Render of multi story apartment building with cars, road and pedestrians in foreground

Our work facilitating and assessing infill development can be contentious at times.  Neighbours are often worried about the impact of such development on their amenity, whether it be changing character, loss of sunlight, or more traffic and less parking availability.  We acknowledge these apprehensions and work hard to ensure that impacts are mitigated in all of the development projects we are involved in.

At the same time, we believe that we are playing an important role in helping to deliver on the ambitions of the 30 Year Plan for Greater Adelaide, South Australia’s road map for future development.

Infill development helps meet the targets of the 30 Year Plan including:

Target 1 – Containing our urban footprint and protecting our resources

Progressively changing Adelaide’s urban form by containing the outward growth of the metropolitan area and avoiding the ongoing consumption of highly productive agricultural and horticultural land on the urban fringe.

Target 2 – More ways to get around

Facilitating more housing close to activity centres, jobs and services and public transport will provide more opportunities for people to change the way they travel for short daily trips (less than two km for walking and five km for cycling).

Target 6 – Greater housing choice

Facilitating the supply of a diverse and well-designed range of housing types to cater for all ages and lifestyles, also making the best use of land and infrastructure.

At URPS, we strongly believe in the broad environmental, social and economic objectives that underpin these targets.  So, our starting position with infill development is that it is generally desirable subject to design detail informed by rigorous site analysis and planning policy support.

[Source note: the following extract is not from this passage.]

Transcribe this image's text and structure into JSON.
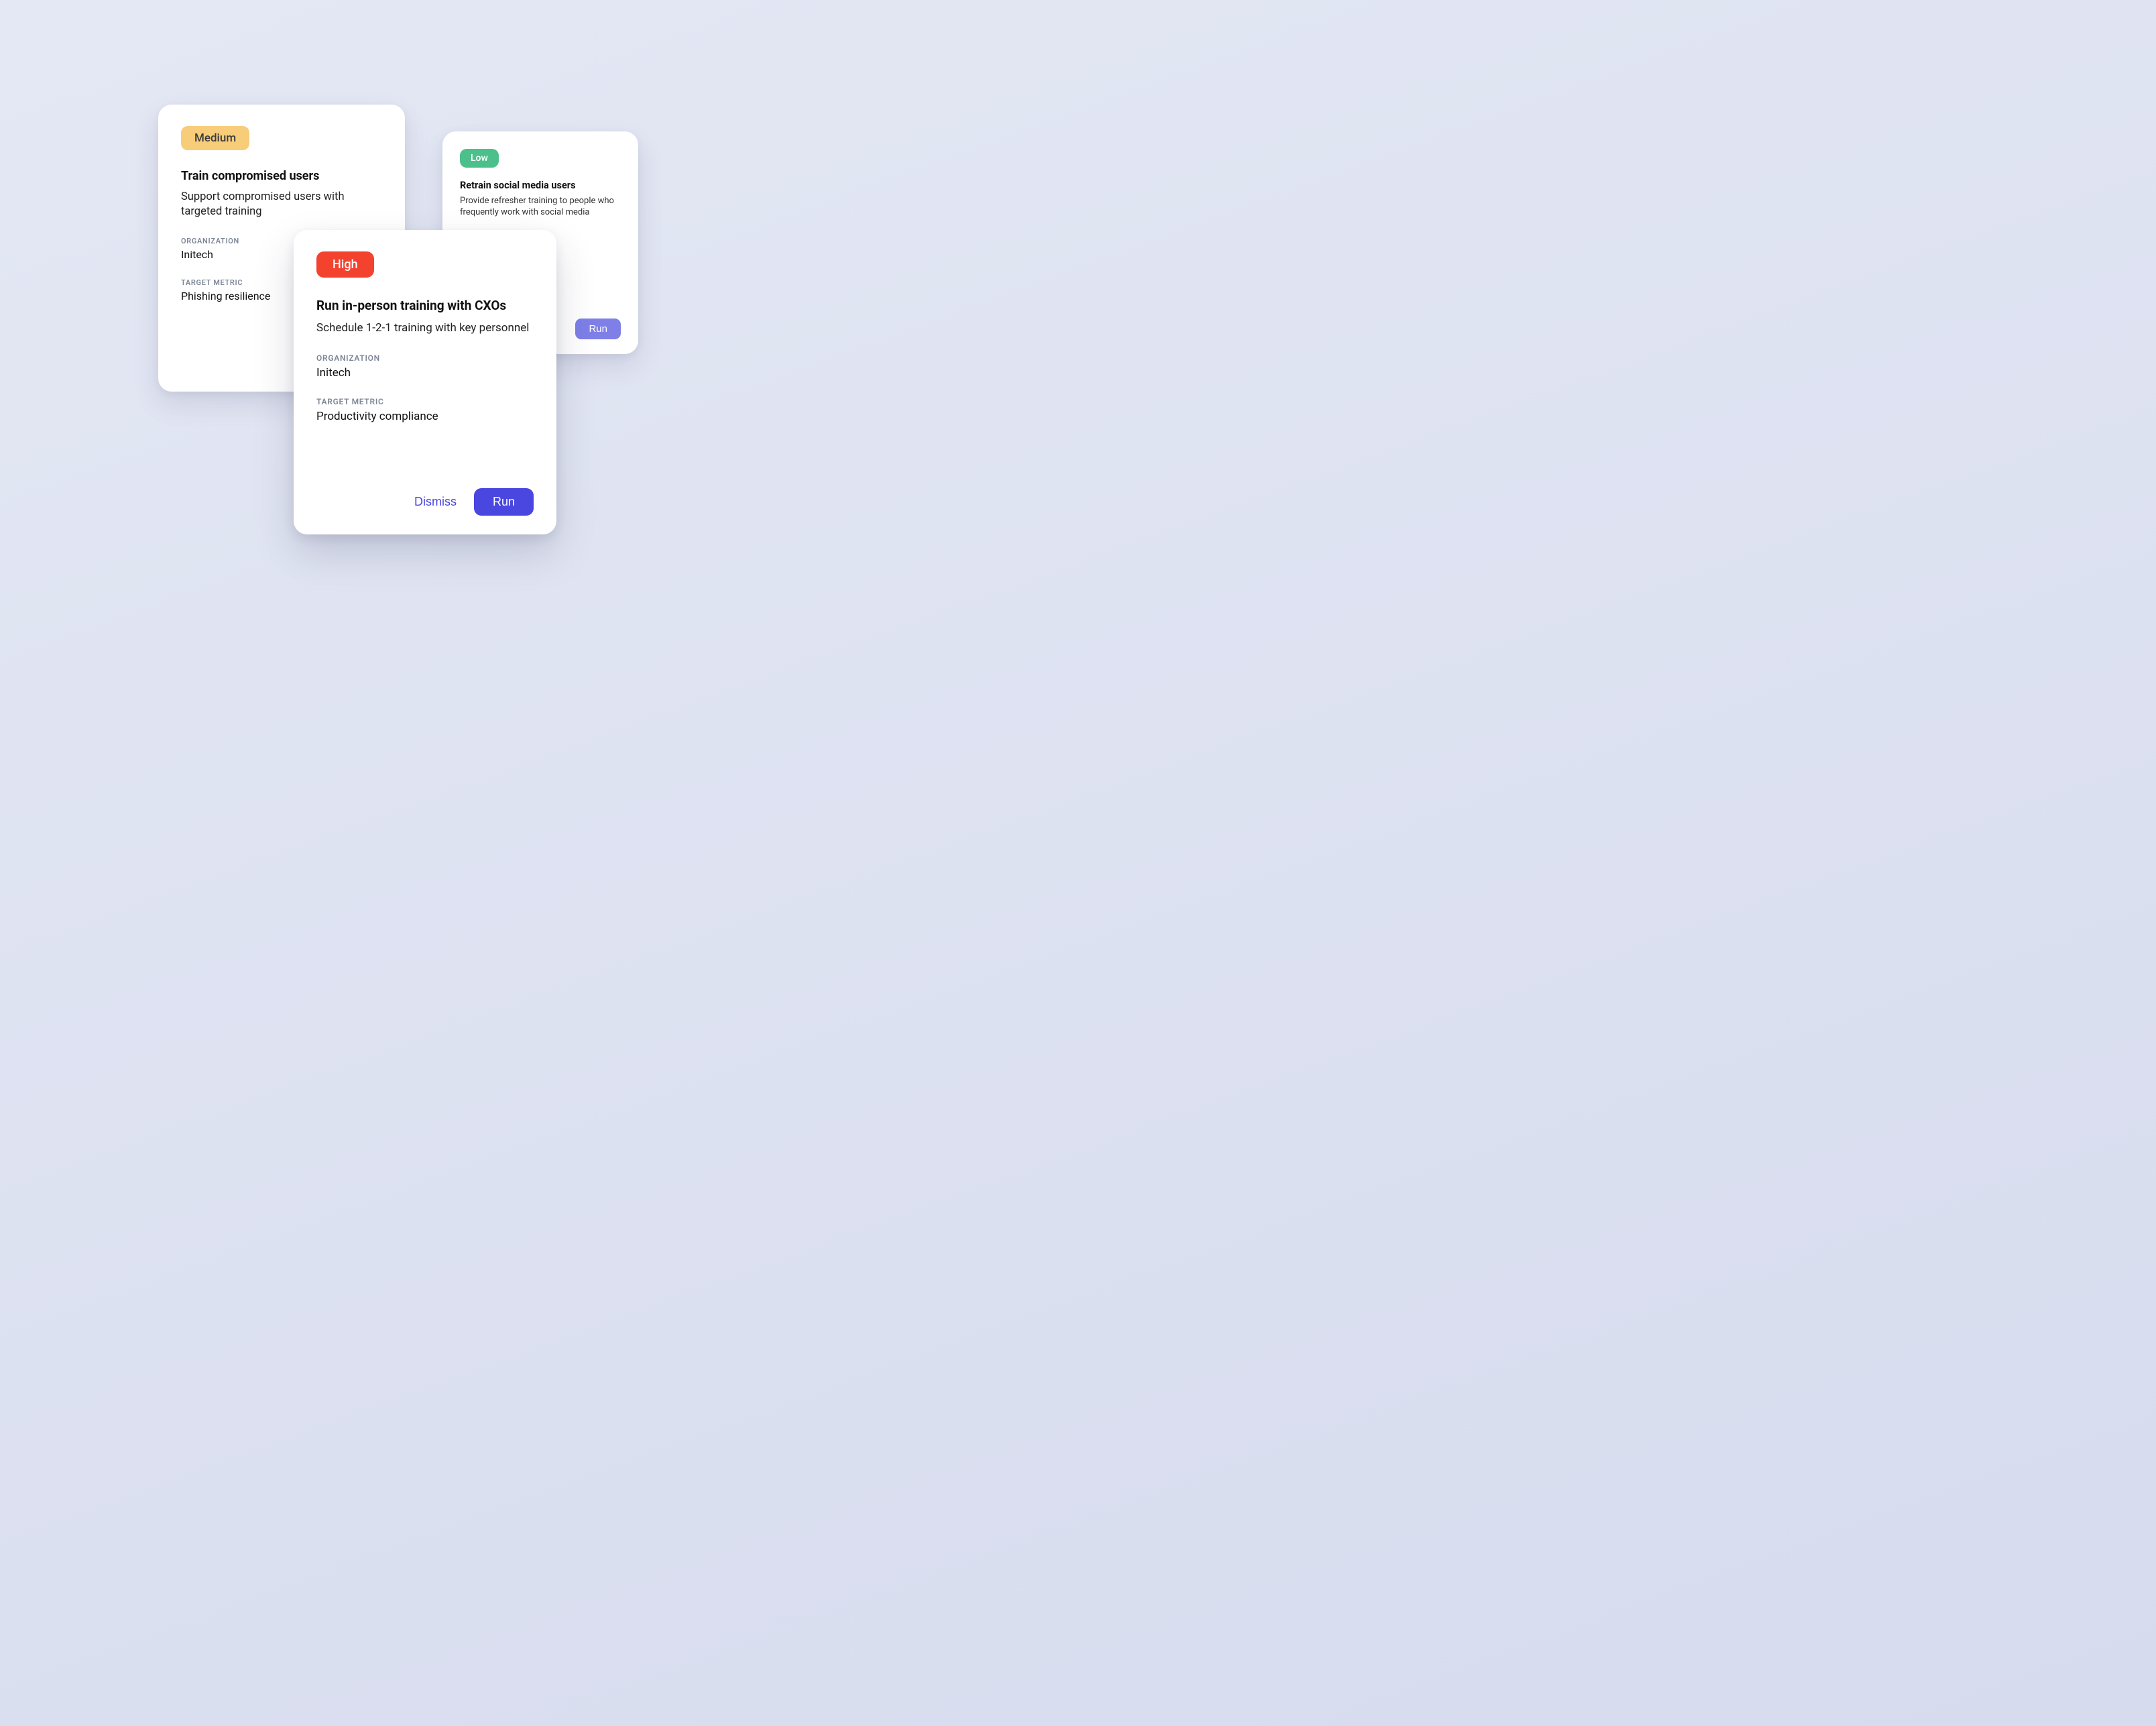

Our latest approval is for a 6 storey building on Jetty Road, Glenelg.  The building provides high quality office accommodation within the growing Jetty Road precinct.  While challenging the rear setback interface guidelines, the commercial land use at the rear means there is no loss of residential amenity for neighbours. While we understand that change is difficult for many neighbourhoods, we believe that the environmental, social and economic benefits will be shared throughout the community.